Nous organisions le 28 février dernier, avec notre partenaire local HACRP, une seconde journée de formation au Vietnam, pour des travailleurs sociaux et personnels médicaux d’Ho Chi Minh Ville. Cette nouvelle session a mis l’accent sur un enjeu essentiel : la santé mentale et le bien-être des professionnels accompagnant les victimes de violences.
Accueillie au SIHUB, le centre d’innovation de la ville, la formation a réuni 13 participants issus de plusieurs hôpitaux ainsi que du Centre de Travail Social pour l’Enfance (CTSE). La majorité d’entre eux sont des travailleurs sociaux, directement confrontés, dans leur pratique quotidienne, à des situations de grande vulnérabilité et de traumatisme.
Tout au long de la journée, la formatrice, Nguyen Thi Ngan, spécialiste en psychologie, a accompagné les participants dans une réflexion approfondie sur les risques liés à leur métier. Ensemble, ils ont clarifié les différences entre traumatisme secondaire, épuisement professionnel et fatigue liée à l’empathie, trois réalités souvent entremêlées mais aux impacts bien distincts.
Les échanges ont également permis d’identifier les premiers signes d’alerte, qu’ils apparaissent chez soi ou chez ses collègues.

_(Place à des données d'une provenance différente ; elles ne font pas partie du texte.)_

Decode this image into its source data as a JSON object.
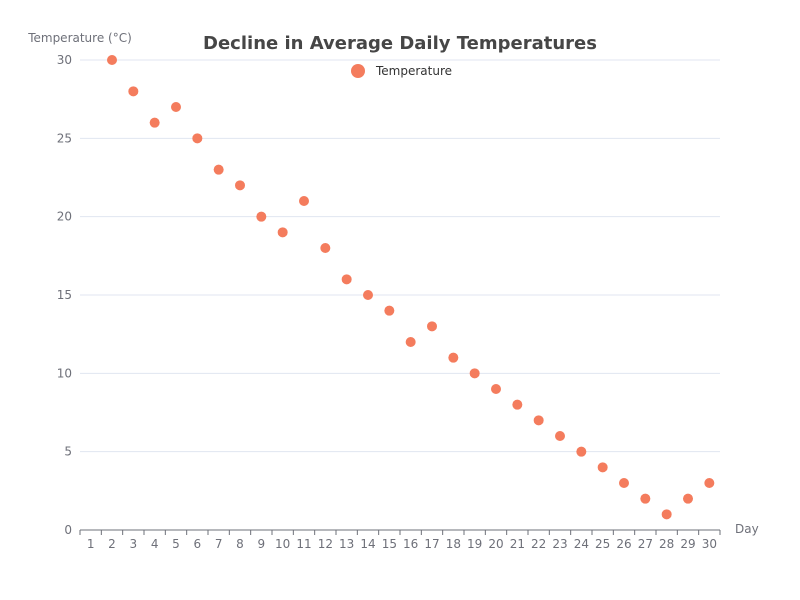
{
  "chart_data": {
    "type": "scatter",
    "title": "Decline in Average Daily Temperatures",
    "xlabel": "Day",
    "ylabel": "Temperature (°C)",
    "categories": [
      "1",
      "2",
      "3",
      "4",
      "5",
      "6",
      "7",
      "8",
      "9",
      "10",
      "11",
      "12",
      "13",
      "14",
      "15",
      "16",
      "17",
      "18",
      "19",
      "20",
      "21",
      "22",
      "23",
      "24",
      "25",
      "26",
      "27",
      "28",
      "29",
      "30"
    ],
    "ylim": [
      0,
      30
    ],
    "yticks": [
      0,
      5,
      10,
      15,
      20,
      25,
      30
    ],
    "grid": true,
    "legend_position": "top-center",
    "series": [
      {
        "name": "Temperature",
        "color": "#f47c5d",
        "points": [
          {
            "x": "2",
            "y": 30
          },
          {
            "x": "3",
            "y": 28
          },
          {
            "x": "4",
            "y": 26
          },
          {
            "x": "5",
            "y": 27
          },
          {
            "x": "6",
            "y": 25
          },
          {
            "x": "7",
            "y": 23
          },
          {
            "x": "8",
            "y": 22
          },
          {
            "x": "9",
            "y": 20
          },
          {
            "x": "10",
            "y": 19
          },
          {
            "x": "11",
            "y": 21
          },
          {
            "x": "12",
            "y": 18
          },
          {
            "x": "13",
            "y": 16
          },
          {
            "x": "14",
            "y": 15
          },
          {
            "x": "15",
            "y": 14
          },
          {
            "x": "16",
            "y": 12
          },
          {
            "x": "17",
            "y": 13
          },
          {
            "x": "18",
            "y": 11
          },
          {
            "x": "19",
            "y": 10
          },
          {
            "x": "20",
            "y": 9
          },
          {
            "x": "21",
            "y": 8
          },
          {
            "x": "22",
            "y": 7
          },
          {
            "x": "23",
            "y": 6
          },
          {
            "x": "24",
            "y": 5
          },
          {
            "x": "25",
            "y": 4
          },
          {
            "x": "26",
            "y": 3
          },
          {
            "x": "27",
            "y": 2
          },
          {
            "x": "28",
            "y": 1
          },
          {
            "x": "29",
            "y": 2
          },
          {
            "x": "30",
            "y": 3
          }
        ]
      }
    ]
  }
}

Une meilleure compréhension des mécanismes psychologiques et neurologiques en jeu dans le traumatisme secondaire a offert aux participants des repères concrets pour mieux reconnaître et prévenir ces situations. L’après-midi a été largement consacrée à la mise en pratique. Les participants ont expérimenté des techniques simples de régulation émotionnelle, appris à poser des limites dans leur pratique professionnelle et réfléchi à des moyens concrets de préserver leur équilibre. Ils ont également travaillé à l’élaboration de stratégies personnelles de protection, ainsi qu’au renforcement du soutien entre collègues.
Au-delà des résultats chiffrés, les retours des participants traduisent un très haut niveau de satisfaction. Ils ont particulièrement apprécié la dimension concrète des contenus et les outils proposés, directement mobilisables dans leur pratique. Plusieurs ont souligné s’être reconnus dans les situations évoquées et repartir avec de nouvelles clés pour mieux préserver leur santé mentale.
Cette journée a ainsi rappelé une réalité essentielle : accompagner les victimes de violences implique un engagement fort, qui peut exposer les professionnels à une pression émotionnelle importante. Raison pour laquelle il est souhaitable de poursuivre et renforcer ces actions, à travers la mise en place de temps d’échanges réguliers, de formations complémentaires et de mesures institutionnelles intégrant pleinement la santé mentale du personnel.
Ces journées de formation s’intègrent dans un travail collaboratif avec les institutions locales d’Hô-Chi Minh-Ville pour organiser des centres d’accueil multidisciplinaires dans les hôpitaux afin d’identifier et aider les enfants victimes de violence.